Volendo, si può… Come è stata sbloccata la Pedemontana Veneta

scritto da ILARIA BRAMEZZA

La storia della Superstrada Pedemontana Veneta* inizia nel 1990. Dopo ventisei anni, a lavori oramai iniziati dopo anni di indugi, con un territorio sventrato e molti posti di lavoro a rischio, arriva il segnale del blocco definitivo dell’opera. Le difficoltà sembravano insormontabili. Il contratto di ppp (public private partnership o finanza di progetto), per come era stato costruito alle origini, non soddisfaceva più i potenziali finanziatori privati dell’opera infrastrutturale strategica in fase di realizzazione più importante in Italia.

Alla fine degli anni Novanta, pareva che la finanza di progetto fosse la giusta strada da seguire per finanziare interventi infrastrutturali costosi, che le solo finanze pubbliche non avrebbero potuto realizzare in autonomia.

Il principio era corretto, ma come sempre, bisogna vigilare sulla corretta applicazione di questi principi. In realtà, in quegli anni, le finanze di progetto sono state tutte costruite per ingrassare le tasche del privato, il soggetto imprenditoriale che solo sulla carta avrebbe assunto dei rischi, ma che in realtà costruiva contratti di ppp che venivano ultra-garantiti dal soccorso finanziario del pubblico.

Ma i nodi vengono sempre al pettine prima o poi. Nel 2016 il governo si accorge che il piano economico finanziario della Pedemontana veneta non sta in piedi, che tutto il rischio dei ricavi provenienti dai pedaggi in realtà se lo sarebbe assunto il soggetto concedente, cioè la Regione del Veneto. Per contratto infatti era il concedente pubblico, cioè la Regione, che doveva farsi carico degli eventuali minori introiti da pedaggio. Le stime drogate (perché fatte in un periodo post boom economico) si sarebbero tradotte in un conto per la Regione da quattordici miliardi di euro in trent’anni, cifra che avrebbe causato il default dell’Ente che produce il dieci per cento del Pil dell’Italia, e quindi il default dell’Italia!
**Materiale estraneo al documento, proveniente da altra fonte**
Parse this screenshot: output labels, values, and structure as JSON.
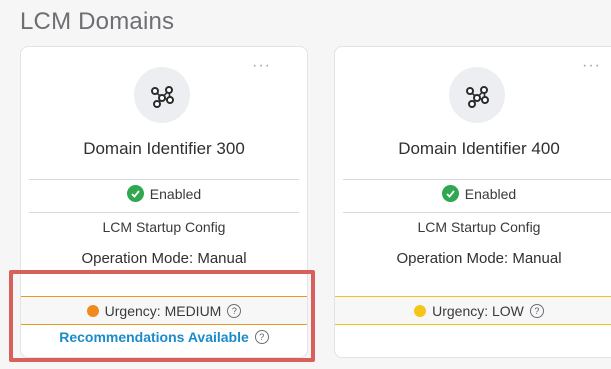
{
  "page": {
    "title": "LCM Domains"
  },
  "colors": {
    "enabled_green": "#2fa84f",
    "urgency_medium": "#f08a1e",
    "urgency_low": "#f5c518",
    "link_blue": "#1b8cc9",
    "highlight_red": "#d8605a"
  },
  "cards": [
    {
      "menu_label": "···",
      "icon": "domain-network-icon",
      "name": "Domain Identifier 300",
      "status": "Enabled",
      "config": "LCM Startup Config",
      "mode": "Operation Mode: Manual",
      "urgency": "Urgency: MEDIUM",
      "recommendation": "Recommendations Available"
    },
    {
      "menu_label": "···",
      "icon": "domain-network-icon",
      "name": "Domain Identifier 400",
      "status": "Enabled",
      "config": "LCM Startup Config",
      "mode": "Operation Mode: Manual",
      "urgency": "Urgency: LOW"
    }
  ]
}
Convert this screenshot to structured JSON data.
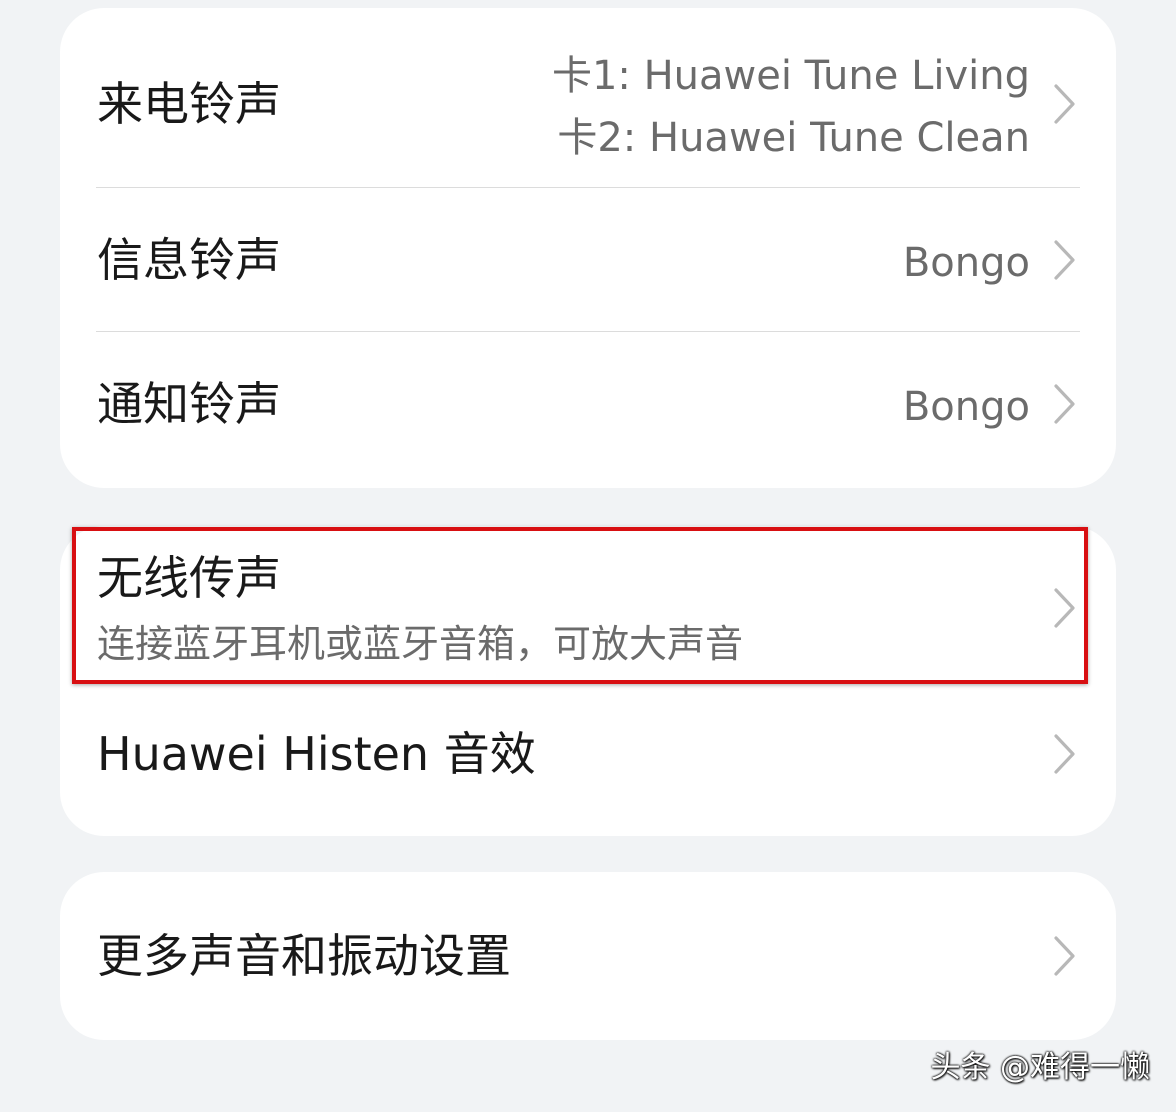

Le stime di traffico che erano state calcolate al momento della gara erano irrealistiche, così come irrealistici erano i calcoli dei ricavi legati ai pedaggi, perché le ipotesi che stavano alla base dei calcoli forse potevano reggere all’inizio, nei primi anni 2000 in cui c’era un grande traffico generato dalle piccole e medie imprese del Nordest di allora e un’economia che ancora tirava. Ma la concessione viene assegnata nel 2009, un anno dopo l’inizio della grande crisi, e i calcoli non reggono più. Sottoscrivere una convenzione che prevede un volume di traffico non c’è e che quindi genera ricavi impossibili è stato un passo molto azzardato. Vero è che nessuno pensava che la crisi durasse così a lungo. Ma nel 2013, quando si è fatta una correzione al contratto, forse si poteva già intervenire in questo senso. Ed è anche vero che una pubblica amministrazione dovrebbe sempre agire con un atteggiamento conservativo e prudenziale e imporre il rischio in capo al soggetto imprenditoriale, visto che il rischio dovrebbe essere nel Dna di quest’ultimo.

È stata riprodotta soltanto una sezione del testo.